Dear All In an environment , I have 20 centos servers running together . For shutting them down , I need to issue the followings on each of the servers : #./stopServer #init 0 This is cumbersome to try to issue these on huge amount of servers to keep them safely going shutdown. Can you please let me know how can I automate it and say let just one server send stop processes and shutdown commands to the other ones and then goes shutdown himself? Thank you
A simple script which loops though a text file that lists the hostname / username / password for the login and then runs the "shutdown - h now" command? Though, I would be uneasy with listing root passwords in a random text file.
On 11/17/2014 12:56 AM, Hadi Motamedi wrote:
Dear All In an environment , I have 20 centos servers running together . For shutting them down , I need to issue the followings on each of the servers : #./stopServer #init 0 This is cumbersome to try to issue these on huge amount of servers to keep them safely going shutdown. Can you please let me know how can I automate it and say let just one server send stop processes and shutdown commands to the other ones and then goes shutdown himself? Thank you _______________________________________________ CentOS mailing list CentOS@centos.org http://lists.centos.org/mailman/listinfo/centos
A simple script which loops though a text file that lists the hostname / username / password for the login and then runs the "shutdown - h now" command? Though, I would be uneasy with listing root passwords in a random text file.
Thank you for your help . So how to open a session with another server to login with root password and issue a command on it ?
Greetings,
On Mon, Nov 17, 2014 at 11:47 AM, Hadi Motamedi motamedi24@gmail.com wrote:
A simple script which loops though a text file that lists the hostname / username / password for the login and then runs the "shutdown - h now" command? Though, I would be uneasy with listing root passwords in a random text file.

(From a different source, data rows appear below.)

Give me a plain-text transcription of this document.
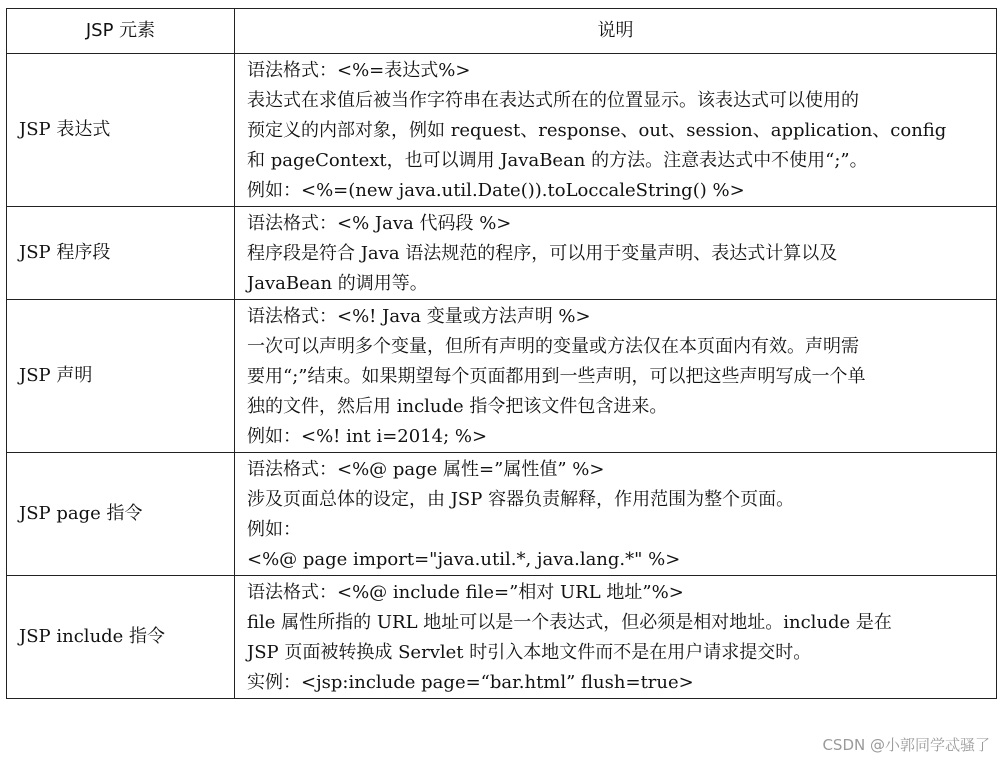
JSP 元素	说明
JSP 表达式	语法格式：<%=表达式%>
表达式在求值后被当作字符串在表达式所在的位置显示。该表达式可以使用的
预定义的内部对象，例如 request、response、out、session、application、config
和 pageContext，也可以调用 JavaBean 的方法。注意表达式中不使用“;”。
例如：<%=(new java.util.Date()).toLoccaleString() %>

JSP 程序段	语法格式：<% Java 代码段 %>
程序段是符合 Java 语法规范的程序，可以用于变量声明、表达式计算以及
JavaBean 的调用等。

JSP 声明	语法格式：<%! Java 变量或方法声明 %>
一次可以声明多个变量，但所有声明的变量或方法仅在本页面内有效。声明需
要用“;”结束。如果期望每个页面都用到一些声明，可以把这些声明写成一个单
独的文件，然后用 include 指令把该文件包含进来。
例如：<%! int i=2014; %>

JSP page 指令	语法格式：<%@ page 属性=”属性值” %>
涉及页面总体的设定，由 JSP 容器负责解释，作用范围为整个页面。
例如：
<%@ page import="java.util.*, java.lang.*" %>

JSP include 指令	语法格式：<%@ include file=”相对 URL 地址”%>
file 属性所指的 URL 地址可以是一个表达式，但必须是相对地址。include 是在
JSP 页面被转换成 Servlet 时引入本地文件而不是在用户请求提交时。
实例：<jsp:include page=“bar.html” flush=true>
CSDN @小郭同学忒骚了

Thank you for your help . So how to open a session with another server to login with root password and issue a command on it ?
Try cssh
Greetings,
On Mon, Nov 17, 2014 at 2:33 PM, Hadi Motamedi motamedi24@gmail.com wrote:
Try cssh
Thank you for your help. Is there any way to automate an ssh session on them say write a script to automatically ssh to them via root password and pass a command to them?
Please google for passwordless SSH authentication (Which many list members most likely will disapprove)
Request you to try something and post queries when it fails completely with error message etc.
http://www.firedaemon.com/blog/passwordless-root-ssh-public-key-authenticati...
http://www.itzgeek.com/how-tos/linux/centos-how-tos/password-less-login-ssh-...
You have been posting queries in this in other lists often without doing your homework.
and post a thanks if any solution works out for you as all the members here are voluntary contributors whi are sharing their valuable time and experience.
Please google for passwordless SSH authentication (Which many list members most likely will disapprove)
Request you to try something and post queries when it fails completely with error message etc.
http://www.firedaemon.com/blog/passwordless-root-ssh-public-key-authenticati...
http://www.itzgeek.com/how-tos/linux/centos-how-tos/password-less-login-ssh-...
You have been posting queries in this in other lists often without doing your homework.
and post a thanks if any solution works out for you as all the members here are voluntary contributors whi are sharing their valuable time and experience.
Thank you very much for your help. It solved my problem.
Am 17.11.2014 um 06:56 schrieb Hadi Motamedi:
Dear All In an environment , I have 20 centos servers running together . For shutting them down , I need to issue the followings on each of the servers : #./stopServer #init 0 This is cumbersome to try to issue these on huge amount of servers to keep them safely going shutdown. Can you please let me know how can I automate it and say let just one server send stop processes and shutdown commands to the other ones and then goes shutdown himself? Thank you
Try out ansible.
Using it you can automate many more tasks distributed over your server environment through very simple configurations. It is very flexible and powerful.